SINGAPORE (May 18): DBS Research Group is maintaining its ‘hold’ call on dormitory operatory Centurion Corp, but at a revised target price of 42 cents. This is up 1 cent from its previous 41 cent call, analyst Ling Lee Keng says in a May 18 note.

Her move comes as the operator’s late April announcement on allowing residents at its purpose-built student accommodation (PBSA) properties in the UK to terminate their leases early, fetched “lower than expected requests”. 

See: Centurion's Covid-19 bug intensifies as it allows UK students to terminate their leases early with an expected £5m revenue loss

The clause had brought terminations amounting to $5.4 million, the company reported. Collectively, it owns a portfolio of 6,400 PBSA beds mainly in the UK and US but also in Australia, Singapore and South Korea.

Interestingly, Centurion reported a 13% lift in revenue from its PBSA segment for 1Q20, ended March. This comes on the back of higher occupancies at its dwell Archer House in the UK and dwell East End Adelaide, Australia.

See: Dorm operator Centurion braces for slower earnings despite 13% increase in 1Q20 revenue

Ling is now looking forward to the segment getting a further lift as Australia and the UK look towards easing travel restrictions, particularly for international students.

UK for one has adopted a five-tier alert system for its restrictions – with one indicating a complete easing of restrictions and five being a state of lockdown.

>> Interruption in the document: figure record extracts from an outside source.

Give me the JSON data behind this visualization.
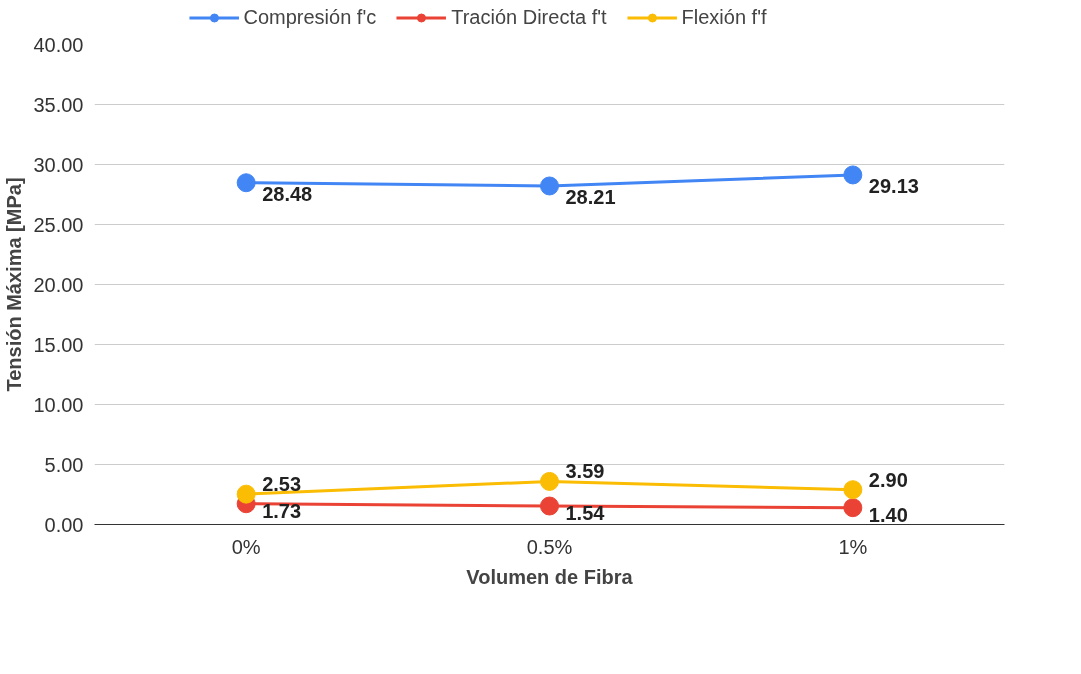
{
  "chart_data": {
    "type": "line",
    "xlabel": "Volumen de Fibra",
    "ylabel": "Tensión Máxima [MPa]",
    "categories": [
      "0%",
      "0.5%",
      "1%"
    ],
    "series": [
      {
        "name": "Compresión f'c",
        "color": "#4285f4",
        "values": [
          28.48,
          28.21,
          29.13
        ],
        "value_labels": [
          "28.48",
          "28.21",
          "29.13"
        ]
      },
      {
        "name": "Tración Directa f't",
        "color": "#ea4335",
        "values": [
          1.73,
          1.54,
          1.4
        ],
        "value_labels": [
          "1.73",
          "1.54",
          "1.40"
        ]
      },
      {
        "name": "Flexión f'f",
        "color": "#fbbc04",
        "values": [
          2.53,
          3.59,
          2.9
        ],
        "value_labels": [
          "2.53",
          "3.59",
          "2.90"
        ]
      }
    ],
    "ylim": [
      0,
      40
    ],
    "yticks": [
      {
        "value": 0,
        "label": "0.00"
      },
      {
        "value": 5,
        "label": "5.00"
      },
      {
        "value": 10,
        "label": "10.00"
      },
      {
        "value": 15,
        "label": "15.00"
      },
      {
        "value": 20,
        "label": "20.00"
      },
      {
        "value": 25,
        "label": "25.00"
      },
      {
        "value": 30,
        "label": "30.00"
      },
      {
        "value": 35,
        "label": "35.00"
      },
      {
        "value": 40,
        "label": "40.00"
      }
    ],
    "grid": "y",
    "legend": "top",
    "marker": "circle",
    "line_style": "solid"
  }
}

The country is now at level four and is taking steps to move down a rung.

“There are positive signs of strong demand for UK PBSAs with [Singapore Press Holdings] reporting strong bookings for its student dormitories for the academic year 20/21,” observes Ling.

Similarly, she believes its Australia portfolio will bounce back as restrictions down under are looking to be eased as some areas such as South Australia, open for face-to-face lessons. The government is now looking towards a gradual return to face-to-face learning by Jul 3.

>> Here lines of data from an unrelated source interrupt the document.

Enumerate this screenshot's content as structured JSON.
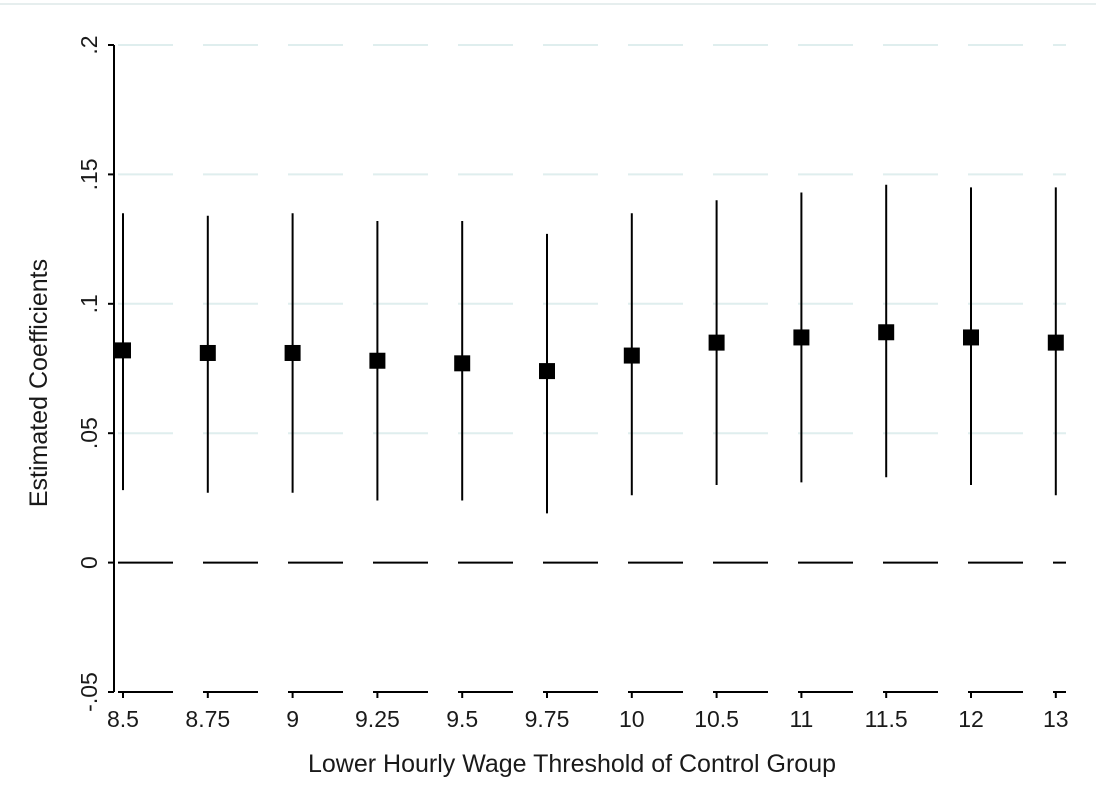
{
  "chart_data": {
    "type": "scatter",
    "title": "",
    "xlabel": "Lower Hourly Wage Threshold of Control Group",
    "ylabel": "Estimated Coefficients",
    "categories": [
      "8.5",
      "8.75",
      "9",
      "9.25",
      "9.5",
      "9.75",
      "10",
      "10.5",
      "11",
      "11.5",
      "12",
      "13"
    ],
    "series": [
      {
        "values": [
          0.082,
          0.081,
          0.081,
          0.078,
          0.077,
          0.074,
          0.08,
          0.085,
          0.087,
          0.089,
          0.087,
          0.085
        ],
        "ci_low": [
          0.028,
          0.027,
          0.027,
          0.024,
          0.024,
          0.019,
          0.026,
          0.03,
          0.031,
          0.033,
          0.03,
          0.026
        ],
        "ci_high": [
          0.135,
          0.134,
          0.135,
          0.132,
          0.132,
          0.127,
          0.135,
          0.14,
          0.143,
          0.146,
          0.145,
          0.145
        ]
      }
    ],
    "yticks": [
      -0.05,
      0,
      0.05,
      0.1,
      0.15,
      0.2
    ],
    "ytick_labels": [
      "-.05",
      "0",
      ".05",
      ".1",
      ".15",
      ".2"
    ],
    "ylim": [
      -0.05,
      0.2
    ],
    "reference_lines": [
      0,
      -0.05
    ],
    "grid": true,
    "marker": "square",
    "colors": {
      "marks": "#000000",
      "grid": "#dfeeee",
      "background": "#ffffff"
    }
  }
}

“Centurion could see a quick recovery in bookings and occupancy with the release of pent-up education demand. Based on current restrictions, we expect a 70% FY20F average occupancies for both UK and Australia PBSAs,” she points out.

Conversely, Ling is not as confident of the company’s purpose-built workers’ accommodation (PBWA) operations. The segment had raked in $22.8 million in 1Q20, a 15% increase from the previous year.

The company has a portfolio of 28,000 beds across its five PBWAs in Singapore and another 30,700 beds from its seven facilities in Malaysia. 1Q20’s increased revenue comes from improved occupancies in its Singapore (99.1%) and Malaysia (93.2%) portfolios.

However, Ling is now looking at occupancy levels of 90% and 85% respectively for Singapore and Malaysia.

“With a weaker economy as a result of COVID-19, Centurion may be affected by a reduction in demand for foreign workers and PBWA beds,” she says.

“The Group may also experience an increase in debt delinquencies and longer collection cycles, as its clients’ businesses may be impacted by the crisis”.

Looking ahead, Ling says the company can benefit from asset divestments, asset acquisitions or greenfield developments.

With $115.5 million of unutilised committed facilities – compared to $105 million of maturing debt for FY20 and FY 21 – she believes Centurion’s “liquidity remains sufficient”.

As at 12.37pm, shares at Centurion were down 1 cent or 2.67% to 36.5 cents.